Dave Kleiman, who died in 2013, was the partner of self-proclaimed bitcoin inventor Craig Wright. If Wright really is the pseudonymous Satoshi Nakamoto, that would make Kleiman the technical brains behind bitcoin.
Wright made the payday loan claim in a legal document filed on November 20. Kleiman’s brother Ira is suing Wright, saying the estate is owed half of a $10 billion bitcoin cache mined by Nakamoto. (Which is actually worth about $9 billion at current prices at press time.)
Wright’s claim to be Nakamoto has been widely mocked and he has been called a liar by many in the cryptocurrency community.
That Kleiman was denied a payday loan is another sad note in his gruesome death. The week-long loans are generally for a few hundred dollars, and have annual interest rates that can top 400%, according to the Consumer Finance Protection Bureau.
Kleiman was living in squalor at the time of his death, according to Gizmodo. His home was in foreclosure. His decomposing body was found a month after he checked himself out of a VA hospital. Investigators said that they found a loaded gun, alcohol bottles, and a bullet hole in his mattress but no body wounds. Kleiman, who used a wheelchair, left behind tracks through pools of blood and feces.

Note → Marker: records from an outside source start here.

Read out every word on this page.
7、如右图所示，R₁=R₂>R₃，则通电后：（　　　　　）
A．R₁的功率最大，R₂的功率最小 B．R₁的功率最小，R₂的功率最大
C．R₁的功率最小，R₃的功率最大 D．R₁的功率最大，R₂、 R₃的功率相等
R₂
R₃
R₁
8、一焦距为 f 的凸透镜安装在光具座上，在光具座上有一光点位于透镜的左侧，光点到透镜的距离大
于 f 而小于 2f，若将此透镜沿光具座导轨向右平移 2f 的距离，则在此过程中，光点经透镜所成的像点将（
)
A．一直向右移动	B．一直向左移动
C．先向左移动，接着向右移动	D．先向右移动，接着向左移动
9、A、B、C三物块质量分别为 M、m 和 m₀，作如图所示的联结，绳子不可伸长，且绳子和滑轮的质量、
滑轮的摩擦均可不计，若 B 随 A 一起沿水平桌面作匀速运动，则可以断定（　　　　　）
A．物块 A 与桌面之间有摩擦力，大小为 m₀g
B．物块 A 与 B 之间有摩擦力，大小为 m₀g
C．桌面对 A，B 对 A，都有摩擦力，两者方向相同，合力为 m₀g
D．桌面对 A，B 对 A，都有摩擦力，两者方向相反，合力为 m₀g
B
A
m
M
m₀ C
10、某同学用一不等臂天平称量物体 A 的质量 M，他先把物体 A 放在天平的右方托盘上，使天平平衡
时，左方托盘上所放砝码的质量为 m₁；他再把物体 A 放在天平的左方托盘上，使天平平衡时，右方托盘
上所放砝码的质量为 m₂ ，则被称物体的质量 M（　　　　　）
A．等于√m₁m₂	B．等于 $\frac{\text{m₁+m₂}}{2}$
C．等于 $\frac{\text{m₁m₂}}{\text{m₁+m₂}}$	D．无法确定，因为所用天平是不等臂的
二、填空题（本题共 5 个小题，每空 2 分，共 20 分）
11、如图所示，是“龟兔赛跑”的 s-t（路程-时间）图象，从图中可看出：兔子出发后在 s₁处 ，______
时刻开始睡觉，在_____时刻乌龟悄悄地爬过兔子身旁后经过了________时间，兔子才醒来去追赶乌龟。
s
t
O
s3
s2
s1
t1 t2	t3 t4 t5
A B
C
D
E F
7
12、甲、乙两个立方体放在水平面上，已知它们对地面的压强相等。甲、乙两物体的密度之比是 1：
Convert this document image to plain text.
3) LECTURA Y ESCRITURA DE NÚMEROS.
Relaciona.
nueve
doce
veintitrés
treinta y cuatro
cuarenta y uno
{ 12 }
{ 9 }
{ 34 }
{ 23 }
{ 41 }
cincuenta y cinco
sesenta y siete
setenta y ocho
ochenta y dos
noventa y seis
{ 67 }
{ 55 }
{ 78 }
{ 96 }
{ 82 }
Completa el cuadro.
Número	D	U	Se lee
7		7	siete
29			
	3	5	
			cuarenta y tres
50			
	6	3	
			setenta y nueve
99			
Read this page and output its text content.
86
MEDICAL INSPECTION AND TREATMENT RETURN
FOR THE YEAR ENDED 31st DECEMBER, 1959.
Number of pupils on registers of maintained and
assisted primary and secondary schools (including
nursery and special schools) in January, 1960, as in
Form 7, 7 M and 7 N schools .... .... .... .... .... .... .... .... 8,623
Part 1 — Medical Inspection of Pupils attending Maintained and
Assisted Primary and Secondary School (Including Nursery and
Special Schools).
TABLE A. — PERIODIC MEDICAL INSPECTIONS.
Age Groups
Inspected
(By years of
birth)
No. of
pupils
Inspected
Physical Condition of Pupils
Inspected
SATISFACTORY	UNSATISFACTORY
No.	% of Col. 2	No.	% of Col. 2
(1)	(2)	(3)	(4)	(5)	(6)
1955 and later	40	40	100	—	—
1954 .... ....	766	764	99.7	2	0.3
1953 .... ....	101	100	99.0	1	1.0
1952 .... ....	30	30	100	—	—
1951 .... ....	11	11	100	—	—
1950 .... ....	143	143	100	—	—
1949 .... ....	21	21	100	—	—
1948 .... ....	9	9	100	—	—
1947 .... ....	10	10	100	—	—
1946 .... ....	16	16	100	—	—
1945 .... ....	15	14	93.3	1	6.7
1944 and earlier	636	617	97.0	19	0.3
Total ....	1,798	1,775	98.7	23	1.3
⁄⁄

The loan claim came as an aside during a legal battle over what documents each side should provide in the ongoing lawsuit. Wright’s attorneys are seeking Dave Kleiman’s tax returns and other financial documents.

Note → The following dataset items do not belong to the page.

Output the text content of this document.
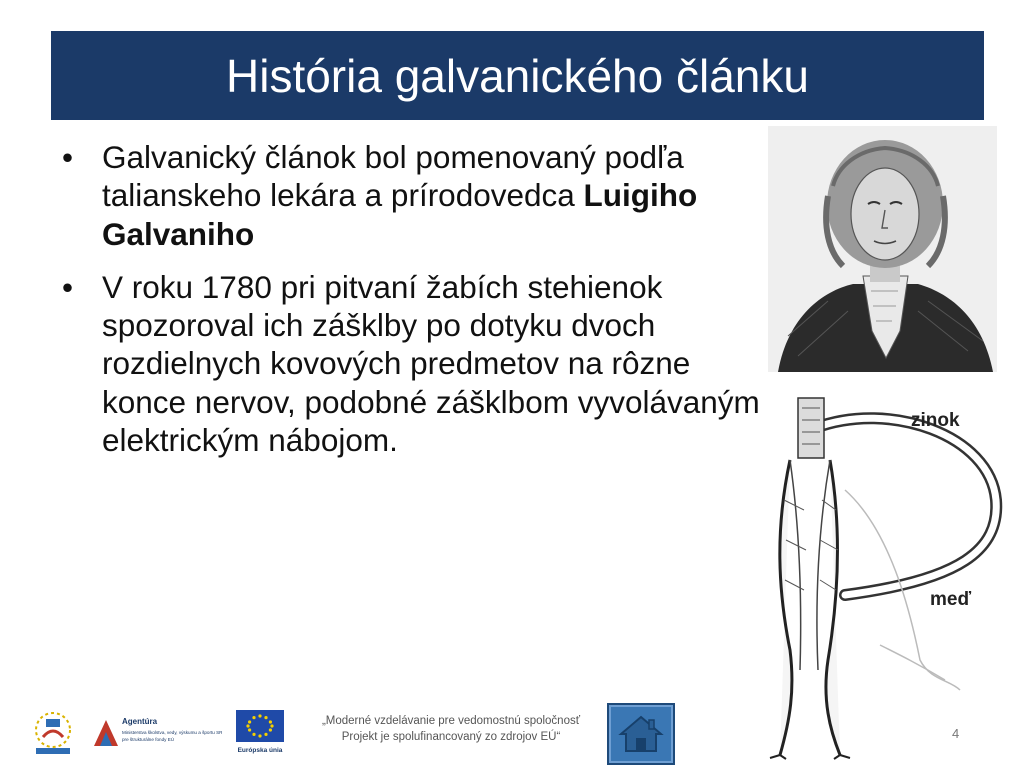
História galvanického článku
• Galvanický článok bol pomenovaný podľa talianskeho lekára a prírodovedca Luigiho Galvaniho
• V roku 1780 pri pitvaní žabích stehienok spozoroval ich zášklby po dotyku dvoch rozdielnych kovových predmetov na rôzne konce nervov, podobné zášklbom vyvolávaným elektrickým nábojom.
zinok
meď
Agentúra
Ministerstva školstva, vedy, výskumu a športu SR
pre štrukturálne fondy EÚ
Európska únia
„Moderné vzdelávanie pre vedomostnú spoločnosť
Projekt je spolufinancovaný zo zdrojov EÚ“	4
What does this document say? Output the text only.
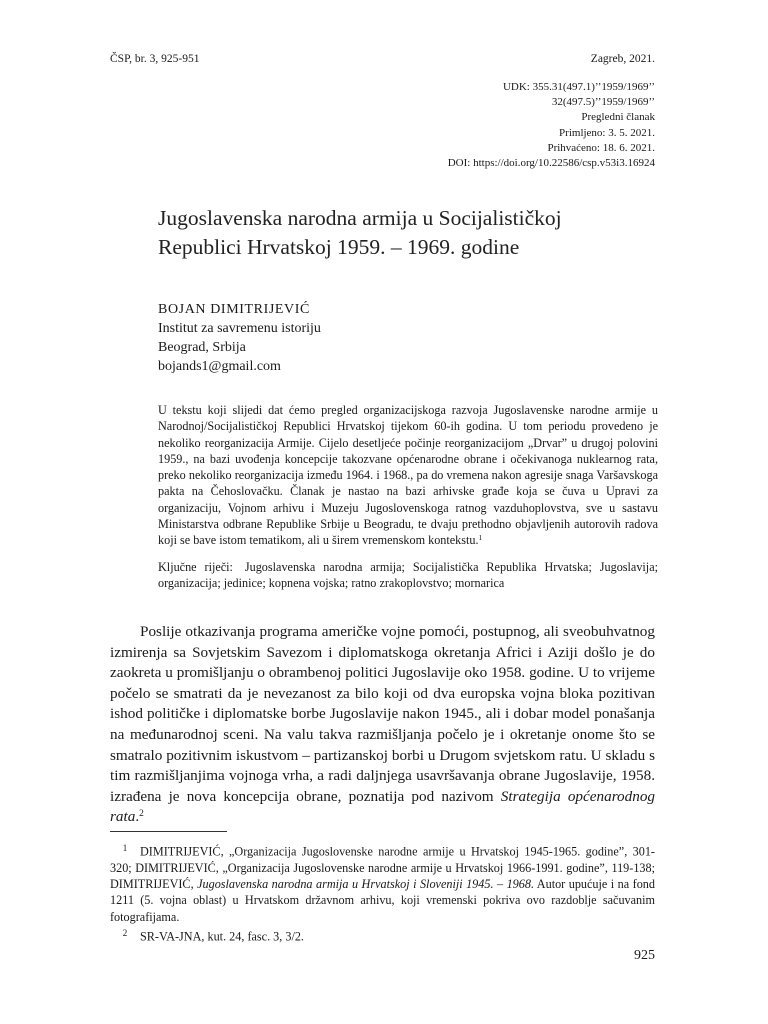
ČSP, br. 3, 925-951	Zagreb, 2021.
UDK: 355.31(497.1)’’1959/1969’’
32(497.5)’’1959/1969’’
Pregledni članak
Primljeno: 3. 5. 2021.
Prihvaćeno: 18. 6. 2021.
DOI: https://doi.org/10.22586/csp.v53i3.16924
Jugoslavenska narodna armija u Socijalističkoj
Republici Hrvatskoj 1959. – 1969. godine
BOJAN DIMITRIJEVIĆ
Institut za savremenu istoriju
Beograd, Srbija
bojands1@gmail.com

U tekstu koji slijedi dat ćemo pregled organizacijskoga razvoja Jugoslavenske narodne armije u Narodnoj/Socijalističkoj Republici Hrvatskoj tijekom 60-ih godina. U tom periodu provedeno je nekoliko reorganizacija Armije. Cijelo desetljeće počinje reorganizacijom „Drvar” u drugoj polovini 1959., na bazi uvođenja koncepcije takozvane općenarodne obrane i očekivanoga nuklearnog rata, preko nekoliko reorganizacija između 1964. i 1968., pa do vremena nakon agresije snaga Varšavskoga pakta na Čehoslovačku. Članak je nastao na bazi arhivske građe koja se čuva u Upravi za organizaciju, Vojnom arhivu i Muzeju Jugoslovenskoga ratnog vazduhoplovstva, sve u sastavu Ministarstva odbrane Republike Srbije u Beogradu, te dvaju prethodno objavljenih autorovih radova koji se bave istom tematikom, ali u širem vremenskom kontekstu.$^1$

Ključne riječi: Jugoslavenska narodna armija; Socijalistička Republika Hrvatska; Jugoslavija; organizacija; jedinice; kopnena vojska; ratno zrakoplovstvo; mornarica

Poslije otkazivanja programa američke vojne pomoći, postupnog, ali sveobuhvatnog izmirenja sa Sovjetskim Savezom i diplomatskoga okretanja Africi i Aziji došlo je do zaokreta u promišljanju o obrambenoj politici Jugoslavije oko 1958. godine. U to vrijeme počelo se smatrati da je nevezanost za bilo koji od dva europska vojna bloka pozitivan ishod političke i diplomatske borbe Jugoslavije nakon 1945., ali i dobar model ponašanja na međunarodnoj sceni. Na valu takva razmišljanja počelo je i okretanje onome što se smatralo pozitivnim iskustvom – partizanskoj borbi u Drugom svjetskom ratu. U skladu s tim razmišljanjima vojnoga vrha, a radi daljnjega usavršavanja obrane Jugoslavije, 1958. izrađena je nova koncepcija obrane, poznatija pod nazivom Strategija općenarodnog rata.$^2$

1 DIMITRIJEVIĆ, „Organizacija Jugoslovenske narodne armije u Hrvatskoj 1945-1965. godine”, 301-320; DIMITRIJEVIĆ, „Organizacija Jugoslovenske narodne armije u Hrvatskoj 1966-1991. godine”, 119-138; DIMITRIJEVIĆ, Jugoslavenska narodna armija u Hrvatskoj i Sloveniji 1945. – 1968. Autor upućuje i na fond 1211 (5. vojna oblast) u Hrvatskom državnom arhivu, koji vremenski pokriva ovo razdoblje sačuvanim fotografijama.
2 SR-VA-JNA, kut. 24, fasc. 3, 3/2.
925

Wright’s demands came soon after attorneys for Kleiman’s brother Ira had asked the court to allow an expedited deposition of Jamie Wilson, who was CFO of Wright’s companies at the time of Kleiman’s death.
That request was made by Kleiman’s team after Wright backed out of settlement negotiations facilitated by an unnamed third party. Wilson, who lives in Australia, was in the U.S. on November 8. Deposing him here would save the time and expense of setting up a video deposition, Kleiman’s attorneys told a judge four days earlier. Wright’s legal team fought the request, which didn’t give them the required 14 days to prepare.
In the filing in which Wright mentioned Dave Kleiman’s payday loan, his attorneys said there was no need to have deposed Wright so quickly.
“During [Wilson’s] expedited deposition, we learned that [Kleiman’s] arguments for an expedited deposition were outright false,” Wright’s attorneys told the court in documents also released on November 20.
They explained that “Mr. Wilson had reached out to plaintiffs in July of this year and gave them documents, which they never provided to us and was months before any settlement discussions … and he frequently travels to the U.S. and has always made himself available to plaintiffs for his deposition.”
Modern Consensus reached out to Wright’s attorneys, who said they would not comment on a pending case.
Updated at 12:00 p.m. November 21, to clarify that we meant the value of bitcoin at press time.